Es cierto que todo transcurre con calma, que la gente es trabajadora, no andan histéricos y que existe una mejor calidad de vida; pero, también tenemos nuestras “ñañas”: 
- Se vive pendiente del “qué dirán”, al que se le tiene tanto o más terror a que entren ladrones a la casa. 
- Todo lo que acontece es motivo de pelambre. 
- El pueblerino es envidioso, aparentador y metiche. 
- Tienen la costumbre de sapear por la ventana, escondidas entre las cortinas. 
- Están atentos a cualquier acontecimiento para comentarlo. 
- Copuchean si el vecino amplió la casa, si se compró auto o si es verdad que el marido de la cuñada de la vecina del frente, le pone los cuernos a su mujer con la hija mayor del carnicero, la que también es casada, fíjate tú. - No te puedo creer, niña, por Dios. –Te juro, oye.

En la gran ciudad nadie se conoce, nadie se saluda, pero se chusmea también, porque el pelambre es patrimonio cultural de la humanidad. 

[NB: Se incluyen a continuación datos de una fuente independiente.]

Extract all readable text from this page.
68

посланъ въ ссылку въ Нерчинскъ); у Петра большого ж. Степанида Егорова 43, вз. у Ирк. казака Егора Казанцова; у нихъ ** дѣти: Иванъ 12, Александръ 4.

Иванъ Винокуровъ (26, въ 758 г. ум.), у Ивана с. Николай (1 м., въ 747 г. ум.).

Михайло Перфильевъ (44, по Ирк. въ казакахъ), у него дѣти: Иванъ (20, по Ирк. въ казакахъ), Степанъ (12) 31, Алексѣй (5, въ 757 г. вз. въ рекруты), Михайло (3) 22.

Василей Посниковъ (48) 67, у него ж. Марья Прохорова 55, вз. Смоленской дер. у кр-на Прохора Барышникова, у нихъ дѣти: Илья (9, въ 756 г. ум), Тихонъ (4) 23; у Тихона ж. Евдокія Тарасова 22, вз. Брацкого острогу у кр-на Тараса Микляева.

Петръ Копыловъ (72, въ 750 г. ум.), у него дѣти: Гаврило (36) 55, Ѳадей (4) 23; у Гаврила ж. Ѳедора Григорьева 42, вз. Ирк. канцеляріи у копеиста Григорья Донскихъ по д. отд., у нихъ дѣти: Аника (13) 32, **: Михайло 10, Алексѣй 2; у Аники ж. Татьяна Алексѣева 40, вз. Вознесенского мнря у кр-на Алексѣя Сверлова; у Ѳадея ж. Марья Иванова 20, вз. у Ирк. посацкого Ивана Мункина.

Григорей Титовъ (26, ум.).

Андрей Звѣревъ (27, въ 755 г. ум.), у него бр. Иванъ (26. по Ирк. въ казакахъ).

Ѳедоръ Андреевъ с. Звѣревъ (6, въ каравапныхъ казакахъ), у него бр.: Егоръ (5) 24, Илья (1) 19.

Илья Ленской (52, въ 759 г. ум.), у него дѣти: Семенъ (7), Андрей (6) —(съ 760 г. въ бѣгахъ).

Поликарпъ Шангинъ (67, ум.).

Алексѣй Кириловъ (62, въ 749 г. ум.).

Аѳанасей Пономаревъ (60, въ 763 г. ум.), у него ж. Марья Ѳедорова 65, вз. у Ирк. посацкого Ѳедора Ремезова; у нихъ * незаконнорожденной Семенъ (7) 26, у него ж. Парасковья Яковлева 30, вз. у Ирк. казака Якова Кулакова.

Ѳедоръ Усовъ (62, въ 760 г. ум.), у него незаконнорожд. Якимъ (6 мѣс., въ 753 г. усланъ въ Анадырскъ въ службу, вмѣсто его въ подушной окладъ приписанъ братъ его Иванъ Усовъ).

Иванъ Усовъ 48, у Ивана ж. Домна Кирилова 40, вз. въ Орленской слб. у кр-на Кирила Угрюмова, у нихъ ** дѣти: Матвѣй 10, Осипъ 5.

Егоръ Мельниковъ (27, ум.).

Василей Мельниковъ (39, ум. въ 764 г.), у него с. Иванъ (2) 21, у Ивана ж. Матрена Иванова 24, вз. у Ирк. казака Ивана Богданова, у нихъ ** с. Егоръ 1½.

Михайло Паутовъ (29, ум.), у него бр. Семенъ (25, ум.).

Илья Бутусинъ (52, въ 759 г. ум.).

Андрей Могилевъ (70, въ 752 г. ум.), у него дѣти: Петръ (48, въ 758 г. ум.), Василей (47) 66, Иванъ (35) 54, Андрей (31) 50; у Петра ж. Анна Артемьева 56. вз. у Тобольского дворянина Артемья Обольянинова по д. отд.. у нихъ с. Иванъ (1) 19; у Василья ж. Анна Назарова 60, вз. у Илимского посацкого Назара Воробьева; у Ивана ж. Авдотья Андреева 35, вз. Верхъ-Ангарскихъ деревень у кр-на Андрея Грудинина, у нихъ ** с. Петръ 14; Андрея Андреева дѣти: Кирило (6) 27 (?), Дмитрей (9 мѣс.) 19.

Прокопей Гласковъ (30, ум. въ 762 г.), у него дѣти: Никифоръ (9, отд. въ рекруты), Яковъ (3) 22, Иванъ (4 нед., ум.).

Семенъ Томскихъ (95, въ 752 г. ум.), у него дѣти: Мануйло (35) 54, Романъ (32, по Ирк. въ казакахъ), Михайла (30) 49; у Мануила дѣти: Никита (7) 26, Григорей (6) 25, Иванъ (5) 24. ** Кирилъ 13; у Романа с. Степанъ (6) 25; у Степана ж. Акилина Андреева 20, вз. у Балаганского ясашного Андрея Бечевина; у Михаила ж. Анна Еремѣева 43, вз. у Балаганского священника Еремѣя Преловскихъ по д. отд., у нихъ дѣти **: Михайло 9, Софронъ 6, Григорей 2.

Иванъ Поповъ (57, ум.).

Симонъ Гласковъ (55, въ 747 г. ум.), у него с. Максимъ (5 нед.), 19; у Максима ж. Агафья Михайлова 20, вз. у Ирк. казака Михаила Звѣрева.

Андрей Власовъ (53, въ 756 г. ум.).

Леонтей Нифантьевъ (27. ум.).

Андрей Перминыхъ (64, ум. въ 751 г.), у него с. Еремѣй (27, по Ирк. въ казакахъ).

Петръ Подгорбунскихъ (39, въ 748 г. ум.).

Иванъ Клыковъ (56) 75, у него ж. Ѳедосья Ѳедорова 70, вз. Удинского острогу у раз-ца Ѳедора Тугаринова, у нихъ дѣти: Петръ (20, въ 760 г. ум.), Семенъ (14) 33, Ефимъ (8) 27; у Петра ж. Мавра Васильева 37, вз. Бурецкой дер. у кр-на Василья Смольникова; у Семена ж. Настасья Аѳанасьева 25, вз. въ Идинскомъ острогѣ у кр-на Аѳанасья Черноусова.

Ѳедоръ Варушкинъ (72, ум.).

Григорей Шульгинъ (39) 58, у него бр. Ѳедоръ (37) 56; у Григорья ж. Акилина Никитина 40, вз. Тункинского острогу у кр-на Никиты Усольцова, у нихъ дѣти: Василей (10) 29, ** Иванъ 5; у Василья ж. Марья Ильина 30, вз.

Los capitalinos se caracterizan por andar siempre apurados, miran constantemente el reloj y corren como ganado en estampida, pero, uno no se explica por qué motivo llegan tarde a todos lados. Ningún acto público, ni siquiera de los milicos, se da inicio a la hora programada. Lo único que empieza puntual es la Santa Misa de una lúgubre, vacía y silenciosa Parroquia de la esquina.
Hay que habituarse a vivir hacinados en un diminuto departamento, lo que para uno, que está acostumbrado a una casa con ante-jardín, patio y parrón, es como la ex Penitenciaría. 
Las distancias son interminables para ir a cualquier parte, las calles cambian de nombre como en cuatro tramos, se pierde una enormidad de tiempo apretujados en la locomoción colectiva, en donde todos se atropellan y se aprende a dormir sentado. 
El almuerzo familiar no existe. Diariamente se come en restaurantes, de pie, a tarascones y en cámara rápida, como en las películas de Chaplín. 
Es tanta la prisa, que todo trámite se hace a última hora, nunca se termina una conversación y se recurre exageradamente al teléfono, todo se soluciona con el aparatito; las frases más escuchadas son: “Voy en el metro”, “Llámame” y “Te llamo”.
Con el tiempo uno se mimetiza, se introduce en la automatización cotidiana, es una gacela más del rebaño que inunda las calles y se torna hostil, desconfiando y abatido. 
Y comienza a estresarse como ellos, se convierte al consumismo, la religión oficial de las grandes capitales y aprende a odiar todo: los tacos, el ruido, la lluvia, el calor, el frío, las huelgas, la delincuencia, ir al supermercado, el smog, etc.…hasta que terminamos detestando ir a trabajar y vivimos deseando que llegue el fin de semana, los feriados y las vacaciones. 
Cuando volvemos a nuestra ciudad por unos días, la encontramos demasiado silenciosa, fome y la gente aburridísima, nos duelen los pulmones al respirar aire puro y queremos regresar lo más pronto posible a la vorágine. 
Es que, con la Metrópolis, generamos, como los enamorados con neuronas pendulares, una dependencia emocional tóxica, contradictoria y letal: cuando estoy contigo: te odio, te detesto, vete de aquí; cuando estás lejos: te amo, te necesito, te extraño.
Ser provinciano es una contingencia geográfica. Luego de vivir una considerable cantidad de años en la ruidosa selva de asfalto y muros cortina, nos damos cuenta que no somos ni de allá ni de acá. Asumimos que nunca seremos ni de allá ni de acá, porque seguimos acá… extrañando allá.